W dziejach społeczeństw wszystko obraca się zawsze wokół prób wytworzenia arystokracji, jest ona ich szczytem i koroną, a jakiś rodzaj arystokracji, rządów ludzi najlepszych, wydaje się istotnym, choć nie zawsze przyznawanym, celem i ideałem wszelkich prób tworzenia społeczeństw.
Herman Hesse, Gra szklanych paciorków, s. 476
Sięgając do definicji arystokracji czytamy:
arystokracja [gr. áristos ‘najlepszy’, kratós ‘władza’], elitarna warstwa społeczna, zajmująca najwyższą pozycję w społeczeństwie, do której przynależność wynika ze szlachetnego urodzenia i jest dziedziczna (arystokracja rodowa); wykazuje tendencje do zamykania się przed napływem nowych osób[…]
Encyklopedia PWN
Cel istnienia społeczeństw nakreślony przez Hessego wydaje się bardzo idealistyczny, zakłada bowiem, że arystokraci są ludźmi o najlepszych kwalifikacjach, wyróżniającymi się na tle reszty społeczeństwa. Hesse pomija też zupełnie kwestię dziedziczności, która ma tu kluczowe znaczenie. Jeśli przynależność do elitarnej grupy społecznej zależeć ma od urodzenia, to siłą rzeczy kwalifikacje jednostki nie mają tu znaczenia definicyjnego, chyba żeby założyć rodzaj eugeniki lub inżynierii genetycznej, gwarantującej nowonarodzonym członkom elity pożądane przymioty.
W demokracji wolnorynkowej za swego rodzaju „arystokrację” uznać moglibyśmy ludzi najbardziej majętnych. Przynależność do grupy najzamożniejszych jest bowiem dziedziczna, zaś rosnące dysproporcje pomiędzy Muskami, Bezosami czy Gatesami tego świata a resztą społeczeństwa praktycznie gwarantują, że grupa ta jest skutecznie impregnowana na nasiąkanie nowymi jednostkami. Jest też oczywiste, że najbogatsi w demokracjach wolnorynkowych opartych na modelu liberalnym zajmują najwyższe miejsce w społeczeństwie. Mielibyśmy zatem spełnione wszystkie cechy definicyjne arystokracji w rozumieniu Encyklopedii PWN.

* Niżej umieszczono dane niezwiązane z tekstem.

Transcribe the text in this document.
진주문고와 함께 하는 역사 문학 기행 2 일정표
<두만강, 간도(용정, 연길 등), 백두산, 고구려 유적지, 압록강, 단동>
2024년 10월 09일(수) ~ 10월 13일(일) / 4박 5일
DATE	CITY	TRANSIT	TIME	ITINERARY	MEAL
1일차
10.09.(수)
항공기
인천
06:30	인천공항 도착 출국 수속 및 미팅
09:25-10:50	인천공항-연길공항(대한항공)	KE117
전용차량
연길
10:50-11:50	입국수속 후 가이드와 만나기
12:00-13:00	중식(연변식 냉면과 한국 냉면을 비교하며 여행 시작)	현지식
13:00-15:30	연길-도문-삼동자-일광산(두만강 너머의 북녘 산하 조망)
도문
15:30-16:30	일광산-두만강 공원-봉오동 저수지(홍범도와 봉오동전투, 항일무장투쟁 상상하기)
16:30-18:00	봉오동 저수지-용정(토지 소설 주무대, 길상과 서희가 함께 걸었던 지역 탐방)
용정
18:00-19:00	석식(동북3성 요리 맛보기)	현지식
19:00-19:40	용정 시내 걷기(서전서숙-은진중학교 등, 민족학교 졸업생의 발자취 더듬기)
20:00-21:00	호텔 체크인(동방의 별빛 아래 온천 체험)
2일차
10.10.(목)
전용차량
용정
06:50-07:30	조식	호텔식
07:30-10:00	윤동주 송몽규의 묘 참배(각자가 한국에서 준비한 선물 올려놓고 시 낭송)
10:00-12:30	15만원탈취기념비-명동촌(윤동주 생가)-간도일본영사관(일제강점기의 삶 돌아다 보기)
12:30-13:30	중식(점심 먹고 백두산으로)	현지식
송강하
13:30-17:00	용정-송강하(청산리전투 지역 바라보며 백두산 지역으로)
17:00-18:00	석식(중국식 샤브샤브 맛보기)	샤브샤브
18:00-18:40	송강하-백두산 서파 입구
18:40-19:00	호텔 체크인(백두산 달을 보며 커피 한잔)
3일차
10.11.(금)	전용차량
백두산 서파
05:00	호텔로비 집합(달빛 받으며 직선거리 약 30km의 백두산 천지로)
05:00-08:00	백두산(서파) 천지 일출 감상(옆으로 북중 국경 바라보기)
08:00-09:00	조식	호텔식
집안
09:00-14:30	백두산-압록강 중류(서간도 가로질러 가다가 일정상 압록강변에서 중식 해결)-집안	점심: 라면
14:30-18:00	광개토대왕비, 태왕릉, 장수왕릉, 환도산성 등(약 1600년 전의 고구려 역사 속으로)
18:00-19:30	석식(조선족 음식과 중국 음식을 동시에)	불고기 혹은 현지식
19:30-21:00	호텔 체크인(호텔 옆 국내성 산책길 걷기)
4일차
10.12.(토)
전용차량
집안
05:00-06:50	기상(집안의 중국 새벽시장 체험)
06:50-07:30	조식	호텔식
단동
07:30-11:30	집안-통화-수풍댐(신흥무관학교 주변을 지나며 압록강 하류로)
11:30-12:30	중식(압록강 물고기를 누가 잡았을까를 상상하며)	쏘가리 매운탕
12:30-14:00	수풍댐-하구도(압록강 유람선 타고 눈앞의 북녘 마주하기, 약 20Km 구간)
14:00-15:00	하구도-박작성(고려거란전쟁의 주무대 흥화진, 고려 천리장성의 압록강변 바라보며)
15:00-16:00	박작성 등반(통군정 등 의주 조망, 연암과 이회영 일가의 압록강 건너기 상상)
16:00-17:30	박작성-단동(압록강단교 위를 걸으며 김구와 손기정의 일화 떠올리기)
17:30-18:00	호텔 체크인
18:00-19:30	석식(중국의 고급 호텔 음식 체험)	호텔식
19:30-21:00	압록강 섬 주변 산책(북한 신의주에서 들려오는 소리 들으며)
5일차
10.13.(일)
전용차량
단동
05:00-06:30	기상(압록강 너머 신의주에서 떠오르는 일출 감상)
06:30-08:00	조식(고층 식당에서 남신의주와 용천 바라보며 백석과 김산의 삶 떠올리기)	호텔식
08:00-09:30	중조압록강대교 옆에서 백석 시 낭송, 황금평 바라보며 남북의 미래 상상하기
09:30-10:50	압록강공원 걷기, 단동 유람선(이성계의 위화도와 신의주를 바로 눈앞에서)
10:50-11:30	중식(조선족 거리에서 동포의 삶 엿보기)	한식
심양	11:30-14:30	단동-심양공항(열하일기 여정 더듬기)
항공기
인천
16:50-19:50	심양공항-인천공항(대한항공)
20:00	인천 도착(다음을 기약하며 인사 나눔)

Oczywistym (w kontekście Gry szklanych paciorków) wydaje się jednak, że Hesse ma na myśli arystokrację rozumianą jako formację, do której członkowie nie wradzają się, lecz są powoływani. W tym kontekście dziedziczność, hermetyczność i majętność nie miałyby znaczenia; powołanie miałoby następować w oparciu o pewne obiektywne kryteria czy przymioty osoby.
Dość silnie narzuca się tu skojarzenia z państwem w rozumieniu platońskim, a zatem wizja silnie idealistyczna, w której to najlepsi i najmądrzejsi sprawują władzę, nie zaś najsilniejsi czy najbogatsi. W kontekście dziejów, historii dawniejszej i najnowszej pogląd taki wydaje się naiwny i jawnie fałszywy. Arystokracja od początku nosi w sobie ziarno własnej zguby, ponieważ bycie najwyższą warstwą społeczną daje władzę, zaś, wg słów Lorda Johna Dahlberga-Actona, „Każda władza deprawuje, a władza absolutna deprawuje absolutnie”. Zdeprawowana władza natomiast, prędzej czy później, pada ofiarą rewolucji.
Jeśli więc najwyższym celem prób tworzenia społeczeństw miałoby być wykształcenie arystokracji, to można by stwierdzić, że najwyższym celem prób tworzenia społeczeństw jest ich upadek.